Would you pay almost a million dollars for a sealed copy of the Nintendo classic?
The 1987 game was the first adventure with Link, who would go on to be the center of one of the most significant video game franchises and one of Nintendo’s primary mascots. The game offered challenging puzzles, world exploration, and immersive storytelling. It also had some very 1980s ads…
A sealed, early production copy of the Nintendo game sold for $870,00 at auction this week. Breaking a world record for collectible video games. The game wasn’t just any copy, though. It’s a sealed, early production copy that had a limited production run.
While it is a hard truth, it is a truth nonetheless — none of the copies we’ve offered of this title previously could even attempt to hold a candle to this one due to its incredibly rare variant that holds early production status. This matter is completely inarguable. This is the only copy from one of the earliest production runs that we’ve ever had the opportunity to offer, and, possibly will have the opportunity to offer, for many years to come.

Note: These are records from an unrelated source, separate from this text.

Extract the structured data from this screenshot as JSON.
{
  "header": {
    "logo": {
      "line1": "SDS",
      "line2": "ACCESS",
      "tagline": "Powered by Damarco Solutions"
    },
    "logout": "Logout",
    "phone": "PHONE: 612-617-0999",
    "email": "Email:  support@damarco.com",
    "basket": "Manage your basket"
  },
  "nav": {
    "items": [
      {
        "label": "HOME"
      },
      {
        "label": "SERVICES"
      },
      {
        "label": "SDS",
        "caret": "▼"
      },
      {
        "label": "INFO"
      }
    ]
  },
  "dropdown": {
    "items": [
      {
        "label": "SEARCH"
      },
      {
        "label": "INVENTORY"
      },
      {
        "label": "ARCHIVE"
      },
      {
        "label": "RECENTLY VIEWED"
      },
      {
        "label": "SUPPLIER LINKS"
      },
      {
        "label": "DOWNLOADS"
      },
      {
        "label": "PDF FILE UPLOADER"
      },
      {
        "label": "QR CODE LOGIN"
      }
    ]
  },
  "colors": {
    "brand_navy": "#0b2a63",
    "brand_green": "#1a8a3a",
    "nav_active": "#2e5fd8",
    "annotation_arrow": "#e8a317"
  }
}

Considering this variant was only produced for a few months in late 1987 before it was ultimately replaced by the “Rev-A” variant in early 1988, this statement likely comes as no surprise to collectors. Only one other variant precedes the offered “NES R” variant and that is the “NES TM” variant, which is the true first production run. However, it is also widely believed that only a single sealed “NES TM” example exists, and there is no telling whether or not that copy will ever come to market. Essentially, this copy is the earliest sealed copy one could realistically hope to obtain.
Heritage Auctions sold an original Super Mario Bros. sealed copy for $660,000 in April, which set the world record this Zelda cartridge just broke. They released a statement after the sale:
“I had a lot of confidence in this game, and, yet, I still feel like the reality of today’s bidding exceeded my vision of how it would play out,” Heritage Auctions Video Games Specialist Valarie McLeckie said. “Making history is never an easy thing. I’m just really proud we got to be part of this yet again.”
Games (both video and analog) are coming up in the investment world and taking some of the space fine art has resided in for decades. It’ll be interesting to see what shows up on the market in the coming years.